United Airlines parent United Continental Holdings (NASDAQ: UAL) is scheduled to report its earnings results for the first quarter of 2019 on Tuesday after the market closes. The results will be benefited by the successful implementation of its strategic plan and to record-setting its operational performance. Also, the moderation of oil prices could benefit the bottom line.
For the quarter, the prolonged shutdown of the government could hurt the company’s results. However, air travel has turned out to be attractive due to the rising disposable income, low unemployment levels, and cheaper airfares. After the strength in the economy, more Americans have opted to fly with solid demand for air travel on the upward swing.
In 2018, high fuel costs have pressurized the stocks of the airline space while things started changing in 2019 with the oil prices moderating. The reduction in fuel, which is a major component of operating expenses for carriers, should support bottom line growth in this quarter.
For the first quarter of 2019, United Airlines expects fuel price in the $2 to $2.05 per gallon range, compared to $2.30 per gallon reported in the fourth quarter of 2018 and $2.09 per gallon in the first quarter of 2018. The bottom line will be driven by higher revenue, reduced share count, cost-cutting measures, and moderate oil prices.

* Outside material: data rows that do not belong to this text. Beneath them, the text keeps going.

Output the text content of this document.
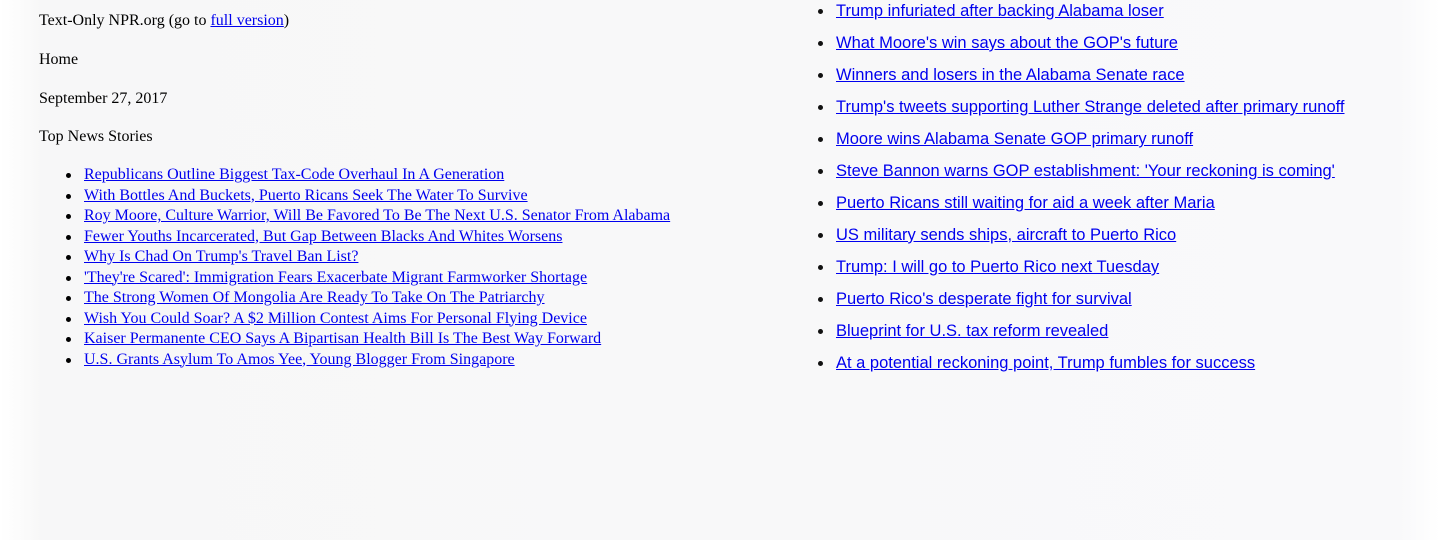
Text-Only NPR.org (go to full version)
Home
September 27, 2017
Top News Stories
Republicans Outline Biggest Tax-Code Overhaul In A Generation
With Bottles And Buckets, Puerto Ricans Seek The Water To Survive
Roy Moore, Culture Warrior, Will Be Favored To Be The Next U.S. Senator From Alabama
Fewer Youths Incarcerated, But Gap Between Blacks And Whites Worsens
Why Is Chad On Trump's Travel Ban List?
'They're Scared': Immigration Fears Exacerbate Migrant Farmworker Shortage
The Strong Women Of Mongolia Are Ready To Take On The Patriarchy
Wish You Could Soar? A $2 Million Contest Aims For Personal Flying Device
Kaiser Permanente CEO Says A Bipartisan Health Bill Is The Best Way Forward
U.S. Grants Asylum To Amos Yee, Young Blogger From Singapore
Trump infuriated after backing Alabama loser
What Moore's win says about the GOP's future
Winners and losers in the Alabama Senate race
Trump's tweets supporting Luther Strange deleted after primary runoff
Moore wins Alabama Senate GOP primary runoff
Steve Bannon warns GOP establishment: 'Your reckoning is coming'
Puerto Ricans still waiting for aid a week after Maria
US military sends ships, aircraft to Puerto Rico
Trump: I will go to Puerto Rico next Tuesday
Puerto Rico's desperate fight for survival
Blueprint for U.S. tax reform revealed
At a potential reckoning point, Trump fumbles for success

Analysts expect earnings to jump by 88% to $0.94 per share and revenue to increase by 6.30% to $9.6 billion for the first quarter. In comparison, during the previous year quarter, the company reported a profit of $0.50 per share on revenue of $9.03 billion. The company’s earnings have surpassed the analysts’ expectations in three of the last four quarters.

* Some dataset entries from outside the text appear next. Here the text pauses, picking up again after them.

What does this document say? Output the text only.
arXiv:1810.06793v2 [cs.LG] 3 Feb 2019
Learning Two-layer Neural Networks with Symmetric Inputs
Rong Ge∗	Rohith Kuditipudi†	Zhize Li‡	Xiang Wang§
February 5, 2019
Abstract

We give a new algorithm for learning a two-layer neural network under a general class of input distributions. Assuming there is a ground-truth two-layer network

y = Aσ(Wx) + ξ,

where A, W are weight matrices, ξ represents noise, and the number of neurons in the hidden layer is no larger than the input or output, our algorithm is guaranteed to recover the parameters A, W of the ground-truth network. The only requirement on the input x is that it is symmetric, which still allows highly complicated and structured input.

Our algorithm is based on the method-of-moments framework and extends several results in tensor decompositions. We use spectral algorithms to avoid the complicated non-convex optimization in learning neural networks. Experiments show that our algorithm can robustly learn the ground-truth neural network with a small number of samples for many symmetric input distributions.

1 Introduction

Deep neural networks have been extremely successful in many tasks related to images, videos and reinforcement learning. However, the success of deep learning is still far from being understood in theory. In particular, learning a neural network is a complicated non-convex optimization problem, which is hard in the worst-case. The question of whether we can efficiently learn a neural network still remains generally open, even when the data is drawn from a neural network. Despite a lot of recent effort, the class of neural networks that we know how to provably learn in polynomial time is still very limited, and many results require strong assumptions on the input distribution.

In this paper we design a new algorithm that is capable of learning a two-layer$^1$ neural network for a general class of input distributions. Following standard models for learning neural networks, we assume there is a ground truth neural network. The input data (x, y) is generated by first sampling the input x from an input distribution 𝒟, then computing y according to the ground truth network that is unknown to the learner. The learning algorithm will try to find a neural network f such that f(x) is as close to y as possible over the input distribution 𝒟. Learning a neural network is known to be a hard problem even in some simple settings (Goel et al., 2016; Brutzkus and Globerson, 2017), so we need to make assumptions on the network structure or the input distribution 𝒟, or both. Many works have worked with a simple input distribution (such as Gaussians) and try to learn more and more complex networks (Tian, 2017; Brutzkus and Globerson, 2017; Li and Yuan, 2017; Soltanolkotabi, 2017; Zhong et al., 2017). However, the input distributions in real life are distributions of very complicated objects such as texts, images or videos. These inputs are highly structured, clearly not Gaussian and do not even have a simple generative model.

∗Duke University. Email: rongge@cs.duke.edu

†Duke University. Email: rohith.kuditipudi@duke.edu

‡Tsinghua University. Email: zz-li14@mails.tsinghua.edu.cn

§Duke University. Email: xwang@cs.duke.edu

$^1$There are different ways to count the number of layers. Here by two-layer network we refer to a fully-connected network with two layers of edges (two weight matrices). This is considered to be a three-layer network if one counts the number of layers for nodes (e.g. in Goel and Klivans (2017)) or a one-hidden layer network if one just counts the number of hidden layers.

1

Majority of the analysts recommended a “hold” rating while expecting the stock to reach $102.41 per share in the next 52 weeks. Investors remained positive on the passenger traffic on strong air travel demand. They also valued a decline in fuel costs for the first quarter with the oil prices moderating while expecting an increase in labor costs.

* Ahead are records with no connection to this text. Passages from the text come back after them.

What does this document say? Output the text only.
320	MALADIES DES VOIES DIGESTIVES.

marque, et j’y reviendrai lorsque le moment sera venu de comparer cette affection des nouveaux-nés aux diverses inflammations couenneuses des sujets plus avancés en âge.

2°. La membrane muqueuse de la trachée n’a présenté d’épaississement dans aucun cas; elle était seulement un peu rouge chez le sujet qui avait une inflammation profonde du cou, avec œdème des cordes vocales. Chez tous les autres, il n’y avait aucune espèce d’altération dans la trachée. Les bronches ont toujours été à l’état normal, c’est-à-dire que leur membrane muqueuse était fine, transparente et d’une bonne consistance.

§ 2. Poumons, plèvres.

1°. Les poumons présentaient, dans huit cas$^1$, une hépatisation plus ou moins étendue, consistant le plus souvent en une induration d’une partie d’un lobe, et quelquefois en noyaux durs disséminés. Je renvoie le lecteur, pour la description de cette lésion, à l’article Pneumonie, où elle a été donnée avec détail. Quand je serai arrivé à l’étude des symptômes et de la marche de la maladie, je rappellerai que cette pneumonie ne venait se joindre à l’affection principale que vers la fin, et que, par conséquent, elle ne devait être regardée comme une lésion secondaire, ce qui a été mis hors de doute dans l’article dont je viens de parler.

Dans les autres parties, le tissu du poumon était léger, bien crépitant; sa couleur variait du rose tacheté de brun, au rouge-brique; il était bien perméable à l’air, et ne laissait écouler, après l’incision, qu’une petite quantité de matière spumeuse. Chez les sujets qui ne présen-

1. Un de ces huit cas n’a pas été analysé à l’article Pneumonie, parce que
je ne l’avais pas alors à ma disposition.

For the fourth quarter, United Airlines parent reported a 20.2% dip in earnings due to higher operating expenses, specifically fuel costs. However, revenue grew by 11% backed by higher passenger revenues. The company recaptured 98% of its year-over-year fuel expense increase.
For the first quarter, the company had expected revenue to increase in the range of 0% to 3% and capacity addition to be between 5% and 6%. Fuel consumption was anticipated to be in the range of 965 million to 985 million gallons in the first quarter.
Shares of United Airlines parent opened higher on Monday but changed its course to the red territory. The stock has risen over 26% in the past year and over 5% in the past three months.